Microsoft announced recently that in order to bring its console price down, it will soon start selling the Xbox One without a Kinect. The new price tag for the bundle -- $399 – will certainly attract those who have been turned off by the $499 price, but is it really in the best interests of Microsoft?
Since the Xbox One’s announcement, Microsoft has been affected greatly by public opinion. First it was the requirement to check in through Xbox Live each day that was nixed, then Microsoft felt it important to tell everyone that while Kinect was initially required for development, it wouldn’t have to be. The company’s pre-launch experience was one of apologies and half-steps on a march to a new generation.

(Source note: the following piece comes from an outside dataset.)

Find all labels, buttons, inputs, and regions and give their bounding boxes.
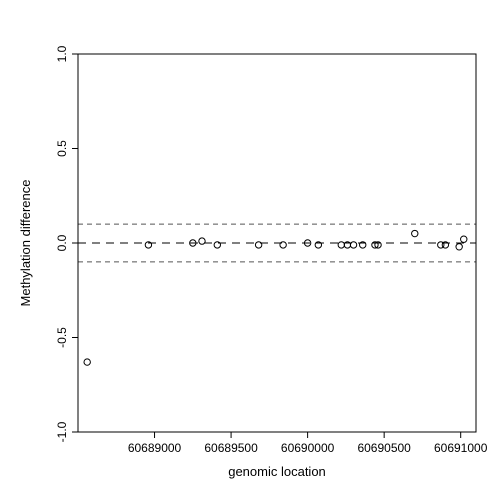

Since the Xbox One launched last year, the console’s sales haven’t lived up to Microsoft’s grand desires. Part of that is undoubtedly due to its high price tag, but Microsoft did an utterly awful job of proving to the consumer base that the value it was providing by bundling the Kinect and Xbox One together was greater than they believed.
Microsoft allowed consumers to only look at the device’s price tag without acknowledging the value they were receiving in return.
Microsoft knew from the beginning that bundling the Kinect with the Xbox One was important. If the sensor is to be successful, developers need to know that every person who owns an Xbox One also has a Kinect. And the idea from the beginning was to get gamers to plug in their Kinects to ensure they get additional gaming experiences.
With Microsoft now choosing to leave the Kinect out of its bundle, everything changes. The Kinect is now an accessory and there’s no guaranteeing developers that gamers will have the device in their homes. That means automatic Kinect support will go away, and eventually, developers will likely ignore the Kinect, just like they did the first time around on the Xbox 360.
It’s easy to look at the Kinect as something that could enhance gameplay, but it’s far more informative to look at it through the lens of the average developer. Developers will only build features into their games if they know that (a) it adds value to the title and (b) enough people have the product to take advantage of the feature.
Now that Microsoft has removed the Kinect from its Xbox One bundle, few developers will feel the need to support Kinect to the extent they might have with a Kinect-included bundle.
Granted, Microsoft is still selling bundles with Kinect and some gamers could buy the Kinect on their own, but developers won’t know who will actually do so. And that means they’ll be less likely to support the device.
Like it or not, Microsoft was on the right path when it decided to make us all get the Kinect with the Xbox One. It forced developer hands and it extended the value of Kinect. But now that the sensor is gone from a bundle, developers will stop supporting it and the device will join the junk heap of gaming history.
Yet another bad move, Microsoft. Poorly played.